A brute-force method: Define $g(x):= \sum_0^{\infty} \frac{|f(x-\sqrt n)|}{\sqrt n}$, which a priori might be infinite at many points. Fix some $j \in \Bbb Z$. By Tonelli's theorem we may interchange sum and integral to compute \begin{align*}\int_j^{j+1} g(x)dx &=\sum_{n=1}^{\infty} \int_j^{j+1}\frac{|f(x-\sqrt n)|}{\sqrt n} dx \\ &=\sum_{n=1}^{\infty} n^{-1/2}\int_{j-\sqrt n}^{j+1-\sqrt n} |f(x)|dx \\ &=\sum_{k=1}^{\infty} \sum_{n=k^2}^{(k+1)^2-1} n^{-1/2}\int_{j-\sqrt n}^{j+1-\sqrt n} |f(x)|dx\\&= \sum_{k=1}^{\infty} \int_{\Bbb R}\bigg(\sum_{n=k^2}^{(k+1)^2-1}n^{-1/2}\cdot1_{[j-\sqrt n,\;j+1-\sqrt n)}(x) \bigg)|f(x)|dx\end{align*}
Now if $k^2 \leq n <(k+1)^2$, then $n^{-1/2} \leq k^{-1}$ and also $[j-\sqrt n,j+1-\sqrt n) \subset [j-k-1,j-k+1)$.

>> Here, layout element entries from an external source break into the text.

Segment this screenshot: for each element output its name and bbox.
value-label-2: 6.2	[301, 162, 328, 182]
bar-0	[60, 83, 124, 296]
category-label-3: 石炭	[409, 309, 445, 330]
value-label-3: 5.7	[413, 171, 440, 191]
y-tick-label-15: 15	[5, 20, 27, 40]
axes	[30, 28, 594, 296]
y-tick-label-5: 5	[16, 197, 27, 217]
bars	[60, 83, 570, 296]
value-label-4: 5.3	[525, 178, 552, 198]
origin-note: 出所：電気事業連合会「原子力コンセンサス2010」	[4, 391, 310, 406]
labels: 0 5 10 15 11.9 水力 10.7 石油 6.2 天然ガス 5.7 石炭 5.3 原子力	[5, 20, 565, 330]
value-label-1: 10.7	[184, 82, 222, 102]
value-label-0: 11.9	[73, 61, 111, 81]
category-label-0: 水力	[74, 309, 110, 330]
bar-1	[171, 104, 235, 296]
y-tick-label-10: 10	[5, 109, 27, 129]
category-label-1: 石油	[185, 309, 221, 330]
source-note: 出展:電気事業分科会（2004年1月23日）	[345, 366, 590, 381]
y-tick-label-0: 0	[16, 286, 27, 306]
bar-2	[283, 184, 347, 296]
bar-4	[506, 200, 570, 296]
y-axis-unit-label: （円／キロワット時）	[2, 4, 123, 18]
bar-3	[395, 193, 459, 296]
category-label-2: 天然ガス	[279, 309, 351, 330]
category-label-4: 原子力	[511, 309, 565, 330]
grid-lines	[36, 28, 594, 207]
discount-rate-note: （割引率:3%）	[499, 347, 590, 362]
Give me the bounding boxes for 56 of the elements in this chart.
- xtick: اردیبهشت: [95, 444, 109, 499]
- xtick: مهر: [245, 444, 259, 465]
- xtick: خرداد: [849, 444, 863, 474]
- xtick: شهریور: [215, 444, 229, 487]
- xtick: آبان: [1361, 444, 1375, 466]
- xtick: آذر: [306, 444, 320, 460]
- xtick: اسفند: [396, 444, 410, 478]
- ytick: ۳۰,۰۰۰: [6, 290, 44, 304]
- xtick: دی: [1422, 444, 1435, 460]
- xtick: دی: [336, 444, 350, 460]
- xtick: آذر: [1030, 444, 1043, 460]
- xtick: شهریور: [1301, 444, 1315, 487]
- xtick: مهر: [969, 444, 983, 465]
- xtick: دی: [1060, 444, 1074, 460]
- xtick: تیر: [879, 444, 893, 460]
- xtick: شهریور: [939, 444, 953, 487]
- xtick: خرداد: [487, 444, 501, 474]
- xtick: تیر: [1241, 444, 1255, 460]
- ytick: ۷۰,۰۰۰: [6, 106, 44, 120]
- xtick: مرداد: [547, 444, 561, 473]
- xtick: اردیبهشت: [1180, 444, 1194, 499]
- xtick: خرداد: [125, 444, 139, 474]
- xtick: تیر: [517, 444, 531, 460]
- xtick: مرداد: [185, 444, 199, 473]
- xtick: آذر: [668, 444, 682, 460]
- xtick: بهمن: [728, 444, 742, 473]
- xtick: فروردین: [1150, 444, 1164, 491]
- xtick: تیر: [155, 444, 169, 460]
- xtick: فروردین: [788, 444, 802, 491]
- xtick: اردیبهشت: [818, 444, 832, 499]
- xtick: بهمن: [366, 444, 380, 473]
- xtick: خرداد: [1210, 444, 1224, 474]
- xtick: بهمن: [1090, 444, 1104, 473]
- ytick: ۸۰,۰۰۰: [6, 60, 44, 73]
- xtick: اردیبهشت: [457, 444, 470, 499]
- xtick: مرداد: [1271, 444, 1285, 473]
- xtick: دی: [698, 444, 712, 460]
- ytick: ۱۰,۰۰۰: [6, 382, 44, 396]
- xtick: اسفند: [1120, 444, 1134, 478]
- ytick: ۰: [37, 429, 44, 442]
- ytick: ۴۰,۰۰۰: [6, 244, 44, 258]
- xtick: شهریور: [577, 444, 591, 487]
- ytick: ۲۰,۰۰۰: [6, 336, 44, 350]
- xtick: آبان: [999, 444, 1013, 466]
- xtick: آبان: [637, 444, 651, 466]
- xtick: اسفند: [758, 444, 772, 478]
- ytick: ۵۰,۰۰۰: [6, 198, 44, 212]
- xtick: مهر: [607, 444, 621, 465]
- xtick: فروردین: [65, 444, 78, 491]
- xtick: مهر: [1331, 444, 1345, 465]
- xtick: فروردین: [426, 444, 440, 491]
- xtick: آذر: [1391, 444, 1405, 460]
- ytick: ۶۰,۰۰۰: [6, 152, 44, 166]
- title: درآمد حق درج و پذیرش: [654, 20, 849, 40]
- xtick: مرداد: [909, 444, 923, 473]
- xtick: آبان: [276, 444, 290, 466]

Therefore we find that \begin{align*}\sum_{n=k^2}^{(k+1)^2-1}n^{-1/2}\cdot 1_{[j-\sqrt n,\;j+1-\sqrt n)}(x) &\leq \big[(k+1)^2-k^2\big]\cdot k^{-1} \cdot 1_{[j-k-1,j-k+1)}(x) \\ &=(2k+1) \cdot k^{-1} \cdot 1_{[j-k-1,j-k+1)}(x) \\ & \leq 3 \cdot 1_{[j-k-1,j-k+1)}(x)\end{align*}
Consequently, \begin{align*}\int_j^{j+1} g(x)dx & \leq 3\sum_{k=1}^{\infty} \int_{j-k-1}^{j-k+1}|f(x)|dx \\ & = 3\sum_{k=1}^{\infty} \int_{j-k-1}^{j-k}|f(x)|dx+3\sum_{k=1}^{\infty} \int_{j-k}^{j-k+1}|f(x)|dx \\ &= 3\int_{-\infty}^{j-1} |f(x)|dx + 3\int_{-\infty}^j |f(x)|dx \\ &\leq 6 \|f\|_{L^1}<\infty\end{align*} We conclude that $g(x)<\infty$ for a.e. $x \in [j,j+1]$. But $j\in \Bbb Z$ was arbitrary, so we find that $g(x)<\infty$ for a.e. $x \in \Bbb R$. With a little more effort, this argument may be generalized to show that $\sum_n n^{\alpha-1}|f(x-n^{\alpha})|<\infty$ for any $\alpha \in (0,1]$. This was the special case $\alpha=\frac{1}{2}$.